ANDO A SONHAR COM MORTOS

Primeiro foi meu sogro.

Me apareceu em sonho com sua Kombi branca apreendida por guardas de trânsito por estar com os documentos irregulares.

Estacionado estava em frente uma padaria. Calmo e brando.

Num piscar de olhos ou num suspiro no sono ele já estava sentado num dos bancos  traseiros e um dos marronzinhos foi quem tomou à frente a direção.

O vi ali sorridente, tão feliz!

Cabelos penteados para trás com seu topete alvo.

Olhou-me e acenou tão contente que senti uma profunda felicidade dormindo.

Ele está bem.

Outra noite foi o meu gato preto que conviveu conosco por quinze anos e decidiu que em três meses deveria partir.

Foi rápido. Não muito doloroso para ele pois observamos dia a dia a evolução do doença. 

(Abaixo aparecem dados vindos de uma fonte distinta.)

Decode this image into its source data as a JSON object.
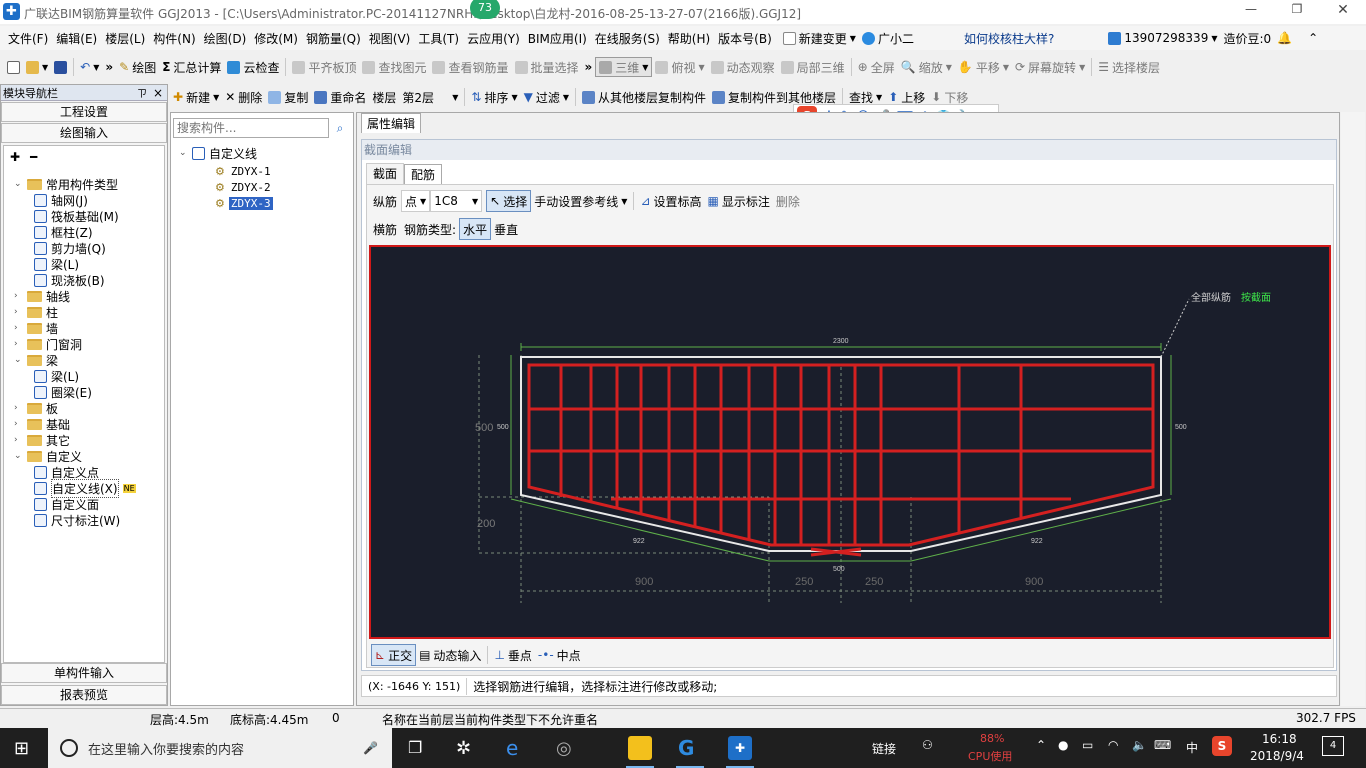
{
  "window": {
    "title": "广联达BIM钢筋算量软件 GGJ2013 - [C:\\Users\\Administrator.PC-20141127NRHI\\Desktop\\白龙村-2016-08-25-13-27-07(2166版).GGJ12]",
    "badge": "73"
  },
  "menu": {
    "items": [
      "文件(F)",
      "编辑(E)",
      "楼层(L)",
      "构件(N)",
      "绘图(D)",
      "修改(M)",
      "钢筋量(Q)",
      "视图(V)",
      "工具(T)",
      "云应用(Y)",
      "BIM应用(I)",
      "在线服务(S)",
      "帮助(H)",
      "版本号(B)"
    ],
    "new_change": "新建变更",
    "guangxiaoer": "广小二",
    "help_link": "如何校核柱大样?",
    "phone": "13907298339",
    "price_bean": "造价豆:0"
  },
  "toolbar1": {
    "draw": "绘图",
    "sum": "汇总计算",
    "cloud_check": "云检查",
    "flat_top": "平齐板顶",
    "find_elem": "查找图元",
    "view_rebar": "查看钢筋量",
    "batch_select": "批量选择",
    "view3d": "三维",
    "topview": "俯视",
    "dynamic": "动态观察",
    "partial3d": "局部三维",
    "fullscreen": "全屏",
    "zoom": "缩放",
    "pan": "平移",
    "rotate": "屏幕旋转",
    "select_floor": "选择楼层"
  },
  "nav": {
    "title": "模块导航栏",
    "pin": "ㄗ",
    "close": "×",
    "project_settings": "工程设置",
    "drawing_input": "绘图输入",
    "single_input": "单构件输入",
    "report": "报表预览",
    "tree": [
      {
        "label": "常用构件类型",
        "level": 0,
        "type": "folder",
        "open": true
      },
      {
        "label": "轴网(J)",
        "level": 1,
        "type": "item"
      },
      {
        "label": "筏板基础(M)",
        "level": 1,
        "type": "item"
      },
      {
        "label": "框柱(Z)",
        "level": 1,
        "type": "item"
      },
      {
        "label": "剪力墙(Q)",
        "level": 1,
        "type": "item"
      },
      {
        "label": "梁(L)",
        "level": 1,
        "type": "item"
      },
      {
        "label": "现浇板(B)",
        "level": 1,
        "type": "item"
      },
      {
        "label": "轴线",
        "level": 0,
        "type": "folder"
      },
      {
        "label": "柱",
        "level": 0,
        "type": "folder"
      },
      {
        "label": "墙",
        "level": 0,
        "type": "folder"
      },
      {
        "label": "门窗洞",
        "level": 0,
        "type": "folder"
      },
      {
        "label": "梁",
        "level": 0,
        "type": "folder",
        "open": true
      },
      {
        "label": "梁(L)",
        "level": 1,
        "type": "item"
      },
      {
        "label": "圈梁(E)",
        "level": 1,
        "type": "item"
      },
      {
        "label": "板",
        "level": 0,
        "type": "folder"
      },
      {
        "label": "基础",
        "level": 0,
        "type": "folder"
      },
      {
        "label": "其它",
        "level": 0,
        "type": "folder"
      },
      {
        "label": "自定义",
        "level": 0,
        "type": "folder",
        "open": true
      },
      {
        "label": "自定义点",
        "level": 1,
        "type": "item"
      },
      {
        "label": "自定义线(X)",
        "level": 1,
        "type": "item",
        "selected": true,
        "badge": "NE"
      },
      {
        "label": "自定义面",
        "level": 1,
        "type": "item"
      },
      {
        "label": "尺寸标注(W)",
        "level": 1,
        "type": "item"
      }
    ]
  },
  "comp_toolbar": {
    "new": "新建",
    "delete": "删除",
    "copy": "复制",
    "rename": "重命名",
    "floor_label": "楼层",
    "floor_value": "第2层",
    "sort": "排序",
    "filter": "过滤",
    "copy_from": "从其他楼层复制构件",
    "copy_to": "复制构件到其他楼层",
    "find": "查找",
    "up": "上移",
    "down": "下移"
  },
  "ime": {
    "s": "S",
    "zh": "中",
    "punct": "°,"
  },
  "components": {
    "search_placeholder": "搜索构件...",
    "root": "自定义线",
    "items": [
      "ZDYX-1",
      "ZDYX-2",
      "ZDYX-3"
    ],
    "selected_index": 2
  },
  "prop_tab": "属性编辑",
  "section_editor": {
    "title": "截面编辑",
    "tabs": [
      "截面",
      "配筋"
    ],
    "active_tab": "配筋",
    "row1": {
      "longitudinal": "纵筋",
      "point": "点",
      "spec": "1C8",
      "select": "选择",
      "manual_ref": "手动设置参考线",
      "set_elev": "设置标高",
      "show_label": "显示标注",
      "delete": "删除"
    },
    "row2": {
      "transverse": "横筋",
      "rebar_type_label": "钢筋类型:",
      "horizontal": "水平",
      "vertical": "垂直"
    },
    "bottom": {
      "ortho": "正交",
      "dynamic_input": "动态输入",
      "perpendicular": "垂点",
      "midpoint": "中点"
    },
    "status": {
      "coords": "(X: -1646 Y: 151)",
      "message": "选择钢筋进行编辑，选择标注进行修改或移动;"
    }
  },
  "canvas": {
    "annotation_all": "全部纵筋",
    "annotation_section": "按截面",
    "dims": {
      "top": "2300",
      "left_h": "500",
      "left_h2": "500",
      "right_h": "500",
      "left_bottom": "200",
      "slant_left": "922",
      "slant_right": "922",
      "bottom_center": "500",
      "bot1": "900",
      "bot2": "250",
      "bot3": "250",
      "bot4": "900"
    }
  },
  "statusbar": {
    "floor_height": "层高:4.5m",
    "bottom_elev": "底标高:4.45m",
    "count": "0",
    "message": "名称在当前层当前构件类型下不允许重名",
    "fps": "302.7 FPS"
  },
  "taskbar": {
    "search": "在这里输入你要搜索的内容",
    "link": "链接",
    "cpu_pct": "88%",
    "cpu_label": "CPU使用",
    "ime": "中",
    "time": "16:18",
    "date": "2018/9/4",
    "notif": "4"
  }
}
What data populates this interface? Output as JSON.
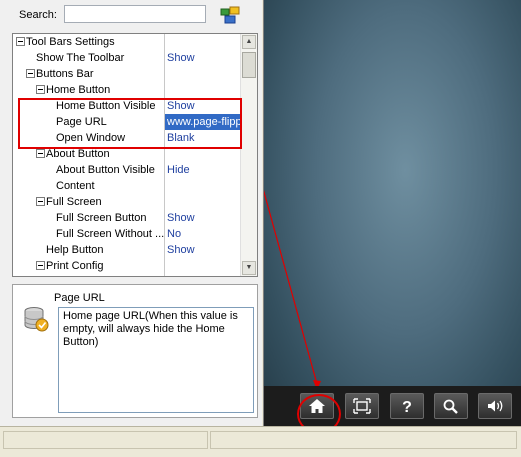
{
  "search": {
    "label": "Search:",
    "value": ""
  },
  "tree": {
    "rows": [
      {
        "name": "Tool Bars Settings",
        "value": "",
        "level": 0,
        "expander": true
      },
      {
        "name": "Show The Toolbar",
        "value": "Show",
        "level": 1,
        "expander": false
      },
      {
        "name": "Buttons Bar",
        "value": "",
        "level": 1,
        "expander": true
      },
      {
        "name": "Home Button",
        "value": "",
        "level": 2,
        "expander": true
      },
      {
        "name": "Home Button Visible",
        "value": "Show",
        "level": 3,
        "expander": false
      },
      {
        "name": "Page URL",
        "value": "www.page-flipp",
        "level": 3,
        "expander": false,
        "selected": true
      },
      {
        "name": "Open Window",
        "value": "Blank",
        "level": 3,
        "expander": false
      },
      {
        "name": "About Button",
        "value": "",
        "level": 2,
        "expander": true
      },
      {
        "name": "About Button Visible",
        "value": "Hide",
        "level": 3,
        "expander": false
      },
      {
        "name": "Content",
        "value": "",
        "level": 3,
        "expander": false
      },
      {
        "name": "Full Screen",
        "value": "",
        "level": 2,
        "expander": true
      },
      {
        "name": "Full Screen Button",
        "value": "Show",
        "level": 3,
        "expander": false
      },
      {
        "name": "Full Screen Without ...",
        "value": "No",
        "level": 3,
        "expander": false
      },
      {
        "name": "Help Button",
        "value": "Show",
        "level": 2,
        "expander": false
      },
      {
        "name": "Print Config",
        "value": "",
        "level": 2,
        "expander": true
      }
    ]
  },
  "description": {
    "title": "Page URL",
    "text": "Home page URL(When this value is empty, will always hide the Home Button)"
  },
  "toolbar": {
    "buttons": [
      {
        "name": "home-button",
        "icon": "home-icon"
      },
      {
        "name": "fullscreen-button",
        "icon": "fullscreen-icon"
      },
      {
        "name": "help-button",
        "icon": "question-icon"
      },
      {
        "name": "zoom-button",
        "icon": "magnifier-icon"
      },
      {
        "name": "sound-button",
        "icon": "speaker-icon"
      }
    ]
  },
  "colors": {
    "highlight": "#e00000",
    "selection": "#316ac5",
    "value_text": "#1f3f9f"
  }
}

E cuidei e cuidei e amei e amei e miei com ele.

Ele estava no topo da escada que dá ao sótão a me olhar com seus vibrantes olhos verdes.

Só estes olhos reluzindo em meio à escuridão daquela noite quente de janeiro.

Eu o chamei. Ele miou como sempre fazia. Desceu correndo os degraus e veio se roçar entre minhas pernas.

Senti seus pelos macios se esfregando em mim. Acordei e chorei.

Nesta noite veio me visitar alguém com quem nunca estive pessoalmente, não convivi olho no olho. Mas foi alguém que sempre esteve comigo através de sua voz, poesia e música.

Belchior veio me trazer um bolo de aniversário no dia em que não faço aniversário mas era o nome dele confeitado ali.

Ele me trouxe convites especiais para seu show. Disse que eu ficaria perto e depois na cochia para conversarmos.

Ele esteve em casa e saiu sem se despedir para não se atrasar.

Eu não encontrei minha carteira de documentos e fiquei estática na sala.

A hora avançou. Perdi o show.

Mas ele permaneceu comigo até eu despertar na madrugada.

Ando a sonhar com mortos.

Eles chegam sorrateiros no meio da noite, no meio do sono.

Nítidos, com suas melhores aparências de quando estavam entre os vivos.

Agora, entre anjos e estrelas, sorriem, miam e cantam iluminando outros lugares por onde ainda viajam.

Meus sonhos andam por lugares e nestes lugares viajo e canto e sorrio e mio e ando e sonho e vivo. Ainda vivo.